We all know that there are few typical technologies to preparation the spherical metallic powder, they are Gas Automization (GA), Plasma Rotating Electrode Process(prep),Plasma Atomization(PA), Plasma Spheroidization (PS).
4 best spherical metallic powder preparation techniques:
Gas Automization(GA)
Aerosolised powder production is the use of high speed airflow to break up liquid metal streams into small droplets, which are then rapidly condensed to produce a shaped powder.
Aerosolisation has become the most important method for the preparation of fine spherical metal and alloy powders, and according to statistics, the production of metal powders by atomisation has reached 80% of the world’s total powder production. There are many different types of metal powders that can be industrially produced by atomisation, including almost all common metal and alloy systems, except for refractory metals such as tungsten and molybdenum and very reactive metals.
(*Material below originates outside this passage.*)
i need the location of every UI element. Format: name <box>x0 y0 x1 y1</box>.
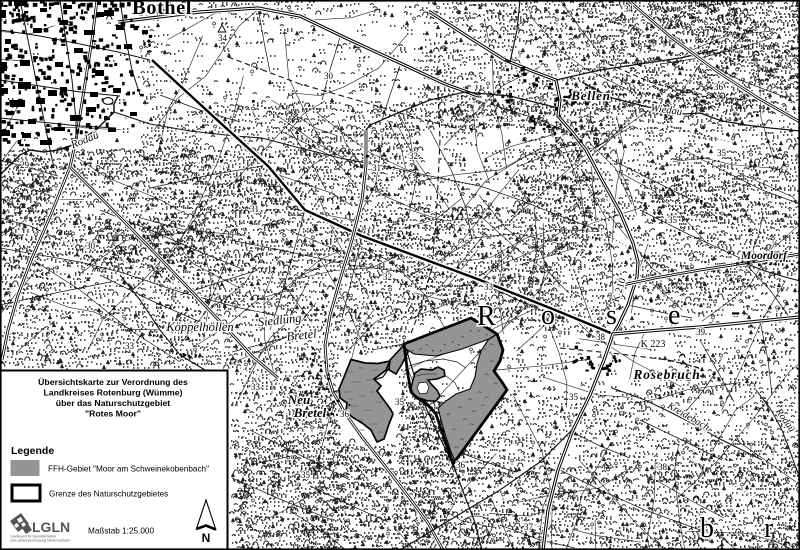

This method produces metal powders with fine particle size (<150μm), good sphericity, high purity, low oxygen content, fast forming speed and low environmental pollution, and is the mainstream method for the preparation of metal powders for powder metallurgy, metal injection moulding and metal additive manufacturing.
Plasma Atomization(PA)
Plasma Atomization (PA) is the process of feeding metal raw materials (generally wire) at a certain rate through a special feeding mechanism. The raw materials are rapidly dispersed into ultra-fine droplets or aerosols by focused plasma jets generated by multiple symmetrically mounted plasma torches at the top of the furnace, and heat exchange with inert gases for cooling during the deposition process, resulting in a near spherical powder.
Using plasma atomisation technology, titanium alloy powders with small particle size, high purity and good flowability can be obtained. In contrast to conventional powder making techniques, plasma atomisation does not use the commonly used water or gaseous media streams to crush the liquid stream, but rather a hot plasma, which avoids the problem of poor sphericity of the molten droplets due to rapid cooling. In addition, this method does not require the use of conventional ceramic crucibles and is suitable for the powdering of all metallic materials that can be melted, especially highly reactive metallic materials containing titanium that cause contamination of the crucible.
Plasma Rotating Electrode Process(PREP)
The plasma rotating electrode atomisation method is one of the more ideal ways to prepare highly pure and dense spherical powder materials. The mechanism can be simply described as follows: the plasma beam is the heat source, the metal or alloy is the self-consuming electrode, the electrode ends are melted into a liquid film by the coaxial plasma, and the spherical powder is obtained under the action of its own high-speed centrifugal force and surface tension.
Plasma rotary atomisation powder making characteristics: (1) powder particle size distribution narrow, particle size more controllable, high sphericity gas atomisation method prepared alloy powder particle size is mainly concentrated in the range of 0-150μm; plasma rotary electrode atomisation method prepared alloy powder particle size is mainly concentrated in 20-200μm.(2) powder basically does not exist hollow powder, satellite powder (3) powder ceramic inclusions less, higher cleanliness (4 ) powder oxygen increment less without alloy melting process; no high-speed inert airflow to break the liquid stream; aerosolized powder oxygen increment in more than 100ppm, plasma rotary atomization powder oxygen increment can be controlled in less than 50ppm. The advantages of plasma rotary atomization powder manufacturing technology in additive manufacturing 1) powder solid, the printing process will not exist in the hollow ball brought about by air gaps, involvement and precipitation pores, cracks and other defects; 2) powder particle size, narrow particle size distribution, printing process less/no spherification, agglomeration phenomenon, higher surface finish, and the consistency and uniformity of printing can be fully guaranteed.
Plasma Spheroidization (PS)
The plasma spheroidisation technique uses the high temperature characteristics of the plasma to rapidly heat and melt irregularly shaped powder particles fed into the plasma, which rapidly solidify under the combined effect of surface tension and extremely high temperature gradients to form spherical powders. Plasma has the advantages of high temperature (~104 K), large plasma torch volume, high energy density, no electrode contamination, fast heat transfer and cooling, etc. It is a good way to produce high quality spherical powders with uniform components, high sphericity and good flowability, especially in the preparation of rare refractory metals, oxides, nitrides, carbides and other spherical powders.
The above is a brief introduction to the principles and characteristics of several types of 3D printing powder making equipment. In summary, atomised powder making technology, especially VIGA and EIGA, is currently the most used powder making technology, but it is still limited by the purity and sphericity of the powder compared to several other technologies.
When PREP, PA and PS technologies are compared, PA has more satellite powder, PS is limited by the raw material, and PREP has a relatively low fines yield compared to the other two.